Software for local false discovery rate estimation

15 August 2011 Leave a comment

LFDR-MLE is a suite of R functions for the estimation of local false discovery rates by maximum likelihood under a two-group parametric mixture model of test statistics.

All-scale FDR estimation

24 June 2011 Leave a comment

D. R. Bickel, “Simple estimators of false discovery rates given as few as one or two p-values without strong parametric assumptions,” Technical Report, Ottawa Institute of Systems Biology, arXiv:1106.4490 (2011). Full preprint

To address multiple comparison problems in small-to-high-dimensional biology, this paper introduces novel estimators of the local false discovery rate (LFDR), reports their main properties, and illustrates their use with proteomics data. Unlike previous LFDR estimators, the new estimators have all of the following advantages:

  1. proven asymptotic conservatism;
  2. simplicity of calculation without the tuning of smoothing parameters;
  3. no strong parametric assumptions;
  4. applicability to very small numbers of hypotheses as well as to very large numbers of hypotheses.

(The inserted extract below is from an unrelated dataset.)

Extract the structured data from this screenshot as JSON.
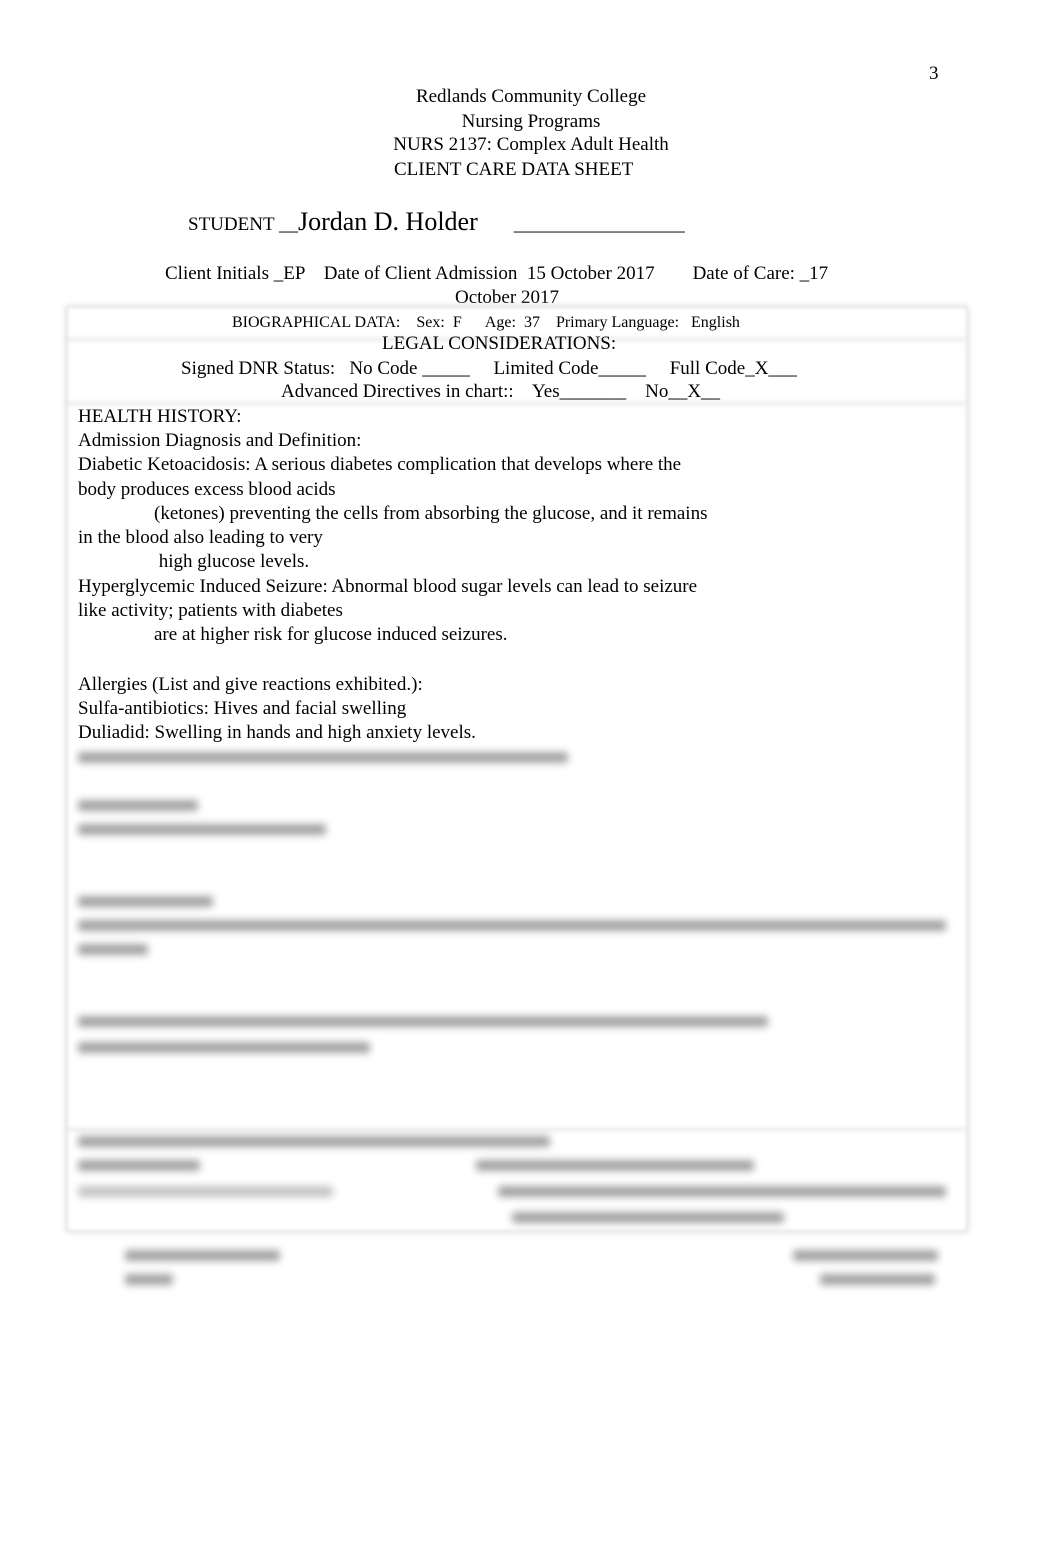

Observed confidence levels for microarrays, etc.

22 June 2011 Leave a comment

D. R. Bickel, “Estimating the null distribution to adjust observed confidence levels for genome-scale screening,” Biometrics 67, 363-370 (2011). Abstract and article | French abstract | Supplementary material | Simple explanation

image

This paper describes the first application of observed confidence levels to data of high-dimensional biology. The proposed method for multiple comparisons can take advantage of the estimated null distribution without any prior distribution. The new method is applied to microarray data to illustrate its advantages.

Unknown Bayes factor approximation

5 April 2011 Leave a comment

D. R. Bickel, “Measuring support for a hypothesis about a random parameter without estimating its unknown prior,” Technical Report, Ottawa Institute of Systems Biology, arXiv:1101.0305 (2011). Full preprint

Small-scale inference

5 April 2011 Leave a comment

D. R. Bickel, “Small-scale inference: Empirical Bayes and confidence methods for as few as a single comparison,” Technical Report, Ottawa Institute of Systems Biology, arXiv:1104.0341 (2011). Full preprint

Parametric empirical Bayes methods of estimating the local false discovery rate by maximum likelihood apply not only to the multiple comparison settings for which they were developed, but, with a simple modification, also to small numbers of comparisons. In fact, data for a single comparison are sufficient under broad conditions, as seen from applications to measurements of the abundance levels of 20 proteins and from simulation studies with confidence-based inference as the competitor.

Confidence intervals for semi-parametric empirical Bayes

7 January 2011 2 comments

D. R. Bickel, “Large-scale interval and point estimates from an empirical Bayes extension of confidence posteriors,” Technical Report, Ottawa Institute of Systems Biology, arXiv:1012.6033 (2010). Full preprint

To address multiple comparison problems in high-dimensional biology, this paper introduces shrunken point estimates for feature prioritization and shrunken confidence intervals to indicate the uncertainty of the point estimates. The new point and interval estimates are applied to gene expression data and are found to be conservative by simulation, as expected from limiting cases. Unlike the parametric empirical Bayes estimates, the new estimates are compatible with the semi-parametric approach to local false discovery rate estimation that has been extensively developed and applied over the last decade. This is carried out by replacing strong parametric assumptions with the confidence posterior theory of papers in the presses of Biometrics and Communications in Statistics — Theory and Methods.